A partir de Néron, chaque amiral fut doublé d’un sous-préfet. Comme chaque bâtiment petit ou gros était assimilé à une centurie, son commandement était confié à un officier (Triérarque) qui était l’équivalent d’un centurion. Les Romains de l’époque impériale n’avaient que des trirèmes, des liburnes, quelques quadrirèmes, deux quinquérèmes et un seul navire à 6 rangs de rames qui servait de vaisseau amiral. Comme on peut le constater, c’est Auguste qui fit le plus pour la marine. Son ami Agrippa, celui qui remporta la bataille d’Actium, inventa le « harpax »
---> Harpax.
il s’agissait d’un madrier de bois (2 mètres environ) protégé par des plaques de fer et lancé par une baliste, il allait crocher dans les superstructures de l’ennemi pour le rapprocher et ainsi le prendre à l’abordage. Il est à noter qu’il fut le premier à recevoir une distinction purement navale : la corona navalis qui récompensait quelqu’un pour la prise d’un navire ennemi.

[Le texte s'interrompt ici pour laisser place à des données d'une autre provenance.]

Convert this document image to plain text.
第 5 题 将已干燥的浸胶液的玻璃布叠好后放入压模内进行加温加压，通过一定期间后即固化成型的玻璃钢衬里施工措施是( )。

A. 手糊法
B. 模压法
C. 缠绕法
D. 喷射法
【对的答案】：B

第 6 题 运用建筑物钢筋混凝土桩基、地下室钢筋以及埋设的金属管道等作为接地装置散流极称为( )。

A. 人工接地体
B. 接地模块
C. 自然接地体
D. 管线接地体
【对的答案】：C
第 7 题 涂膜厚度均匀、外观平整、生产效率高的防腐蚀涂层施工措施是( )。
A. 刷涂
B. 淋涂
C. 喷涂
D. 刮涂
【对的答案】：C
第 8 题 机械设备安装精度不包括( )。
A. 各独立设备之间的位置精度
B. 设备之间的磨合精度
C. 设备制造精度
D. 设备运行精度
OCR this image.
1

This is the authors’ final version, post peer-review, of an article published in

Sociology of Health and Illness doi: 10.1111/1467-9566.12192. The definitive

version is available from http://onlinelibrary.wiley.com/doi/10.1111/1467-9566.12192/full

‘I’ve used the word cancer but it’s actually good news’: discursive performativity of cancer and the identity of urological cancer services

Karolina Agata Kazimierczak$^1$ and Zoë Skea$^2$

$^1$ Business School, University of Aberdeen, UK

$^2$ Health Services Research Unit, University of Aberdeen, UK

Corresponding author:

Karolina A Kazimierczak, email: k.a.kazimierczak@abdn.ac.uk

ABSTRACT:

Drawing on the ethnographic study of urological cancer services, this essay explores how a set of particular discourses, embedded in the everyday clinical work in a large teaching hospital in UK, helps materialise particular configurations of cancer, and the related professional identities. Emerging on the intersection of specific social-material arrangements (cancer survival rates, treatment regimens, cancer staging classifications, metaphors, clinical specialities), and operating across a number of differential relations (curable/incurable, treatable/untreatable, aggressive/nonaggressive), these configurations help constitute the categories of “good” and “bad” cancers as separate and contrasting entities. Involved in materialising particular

« La couronne navale qu'aucun Romain n'avait encore obtenue fut accordée à Agrippa pour le courage dont il avait fait preuve pendant cette guerre. » Velleius Paterculus, II, 81.
La dernière bataille navale connue de l’Empire d’Occident fut le fait de Constantin qui vainquit Licinius avec de petits vaisseaux de 30 à 50 rameurs plus maniable que les trirèmes de son adversaire.